Job Description
The AI Data and Safety team plays a critical role in advancing Seed's foundational models, AI products across modalities, and improving AI-native applications built on the Seed model series. We work across the data lifecycle, from defining evaluation approaches, translating user feedback and benchmark outcomes into data requests, to building scalable processes that improve data quality and support rapid model iteration.
Our team combines technical and operational capabilities, bringing together multidisciplinary and multilingual talent across product management, data engineering, and data operations. Our work is driven by people who think deeply about model behavior, move quickly to solve complex problems, and bring first-hand experience as both builders and users of models and agents.
In close partnership with internal researchers, industry experts, and leading data vendors, we tackle challenging data problems at the frontier of AI development, helping improve both model performance and user experience.
As more large AI models are being developed, high-quality data has become the core fuel driving the leap in model capabilities. Our team – AI Data & Safety – Data Annotation and Evaluation Operations – is the builder and operator of this critical link.
Our value lies in transforming the "intelligence" scattered across individual experience and organizational knowledge into "data" that models can understand and learn from by establishing a scientific and efficient data production and operation system. This directly drives the iteration of model capabilities and the implementation of various AI applications. We serve not only as key infrastructure supporting ByteDance’s AI strategy, but also as the core bridge connecting human wisdom and machine intelligence.

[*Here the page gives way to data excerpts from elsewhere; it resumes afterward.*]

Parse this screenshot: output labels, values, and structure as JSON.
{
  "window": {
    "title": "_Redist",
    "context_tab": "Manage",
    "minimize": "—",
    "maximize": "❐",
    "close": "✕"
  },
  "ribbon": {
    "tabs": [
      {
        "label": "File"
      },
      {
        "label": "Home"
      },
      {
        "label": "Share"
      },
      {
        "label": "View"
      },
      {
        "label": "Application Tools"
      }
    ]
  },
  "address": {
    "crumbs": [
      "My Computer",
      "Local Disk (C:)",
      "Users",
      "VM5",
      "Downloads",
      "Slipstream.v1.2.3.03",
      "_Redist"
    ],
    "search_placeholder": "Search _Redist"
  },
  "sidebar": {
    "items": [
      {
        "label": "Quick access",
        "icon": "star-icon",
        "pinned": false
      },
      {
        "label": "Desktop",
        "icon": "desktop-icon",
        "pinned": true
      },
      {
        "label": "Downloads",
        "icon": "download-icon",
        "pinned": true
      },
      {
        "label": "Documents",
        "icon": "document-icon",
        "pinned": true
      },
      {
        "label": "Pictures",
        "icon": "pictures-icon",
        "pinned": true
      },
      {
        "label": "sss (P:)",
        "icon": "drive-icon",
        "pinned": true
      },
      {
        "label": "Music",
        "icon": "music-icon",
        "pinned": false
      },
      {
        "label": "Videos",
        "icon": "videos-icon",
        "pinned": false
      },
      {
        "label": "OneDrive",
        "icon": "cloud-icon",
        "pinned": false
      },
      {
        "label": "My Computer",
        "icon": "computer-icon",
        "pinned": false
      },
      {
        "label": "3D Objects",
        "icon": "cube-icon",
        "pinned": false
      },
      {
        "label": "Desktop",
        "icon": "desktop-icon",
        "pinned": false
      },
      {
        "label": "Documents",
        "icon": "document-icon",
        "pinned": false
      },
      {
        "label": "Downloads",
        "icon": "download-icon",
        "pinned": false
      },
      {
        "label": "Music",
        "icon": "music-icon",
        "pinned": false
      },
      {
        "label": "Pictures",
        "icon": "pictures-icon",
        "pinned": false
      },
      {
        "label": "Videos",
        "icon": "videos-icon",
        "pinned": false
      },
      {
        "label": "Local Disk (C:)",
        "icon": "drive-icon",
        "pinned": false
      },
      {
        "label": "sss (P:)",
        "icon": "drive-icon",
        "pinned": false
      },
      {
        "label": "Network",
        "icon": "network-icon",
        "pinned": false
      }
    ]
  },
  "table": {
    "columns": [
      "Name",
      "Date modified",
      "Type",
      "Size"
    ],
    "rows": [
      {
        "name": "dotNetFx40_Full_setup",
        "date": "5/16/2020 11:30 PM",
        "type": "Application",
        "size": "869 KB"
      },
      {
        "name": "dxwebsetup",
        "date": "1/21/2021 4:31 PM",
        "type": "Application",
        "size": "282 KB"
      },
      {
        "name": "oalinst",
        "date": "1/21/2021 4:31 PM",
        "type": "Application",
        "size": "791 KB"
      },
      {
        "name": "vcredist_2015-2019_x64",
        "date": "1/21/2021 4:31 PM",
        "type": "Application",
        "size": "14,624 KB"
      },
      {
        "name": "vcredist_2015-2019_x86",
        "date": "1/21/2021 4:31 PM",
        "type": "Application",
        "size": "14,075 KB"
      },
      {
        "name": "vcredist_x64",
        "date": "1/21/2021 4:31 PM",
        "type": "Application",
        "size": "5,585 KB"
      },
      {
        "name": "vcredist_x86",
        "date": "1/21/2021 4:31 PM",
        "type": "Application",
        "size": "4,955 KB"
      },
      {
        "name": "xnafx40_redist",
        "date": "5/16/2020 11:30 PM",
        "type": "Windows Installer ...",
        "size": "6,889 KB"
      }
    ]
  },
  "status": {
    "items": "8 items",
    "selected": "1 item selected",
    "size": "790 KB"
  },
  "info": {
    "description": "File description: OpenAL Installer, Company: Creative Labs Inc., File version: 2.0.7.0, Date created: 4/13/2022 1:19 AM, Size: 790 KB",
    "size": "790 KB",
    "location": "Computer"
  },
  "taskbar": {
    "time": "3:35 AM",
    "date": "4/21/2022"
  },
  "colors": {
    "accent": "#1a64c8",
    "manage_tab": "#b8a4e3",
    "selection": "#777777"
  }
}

Our specific responsibilities include providing data training, model evaluation, and model operation for ByteDance’s large model business, driving continuous improvement and application of model capabilities.
As a project intern, you will have the opportunity to engage in impactful short-term projects that provide you with a glimpse of professional real-world experience. You will gain practical skills through on-the-job learning in a fast-paced work environment and develop a deeper understanding of your career interests.
Applications will be reviewed on a rolling basis - we encourage you to apply early.
We support credit-bearing internship registration, subject to the intern's school requirements and company approval.
Your Role Will Involve:
1. Support model evaluation, training, and user-growth related projects, ensuring that objectives and quality standards are achieved in time. Identify risks and propose corrective actions as required to keep projects on track.
2. Establish and maintain strong relationships with product managers, project owners, researchers, and other external collaborators. Communicate project updates and bottlenecks in a timely fashion to ensure prompt follow-up by project owners or project managers.
3. Develop code-based tools for diverse project-related purposes, such as automating key processes, conducting data analysis, and converting file types and formatting to meet the specific requirements of various platforms.
4. Support general annotation operation improvement initiatives across multiple data domains such as Reasoning, General Knowledge, STEM, and Humanities. Create and maintain technical guidelines and casebooks to support consistent and high-quality data production from external parties.
5. Analyze annotation quality, model performance, and dataset coverage through statistical, visual, and programmatic methods. Employ tools like Python (Pandas, NumPy, Matplotlib) and SQL to generate actionable insights, monitor the health of the data pipeline, and support model training operations. Collaborate with model trainers and researchers to inform training strategies and guide data-centric iterative improvements.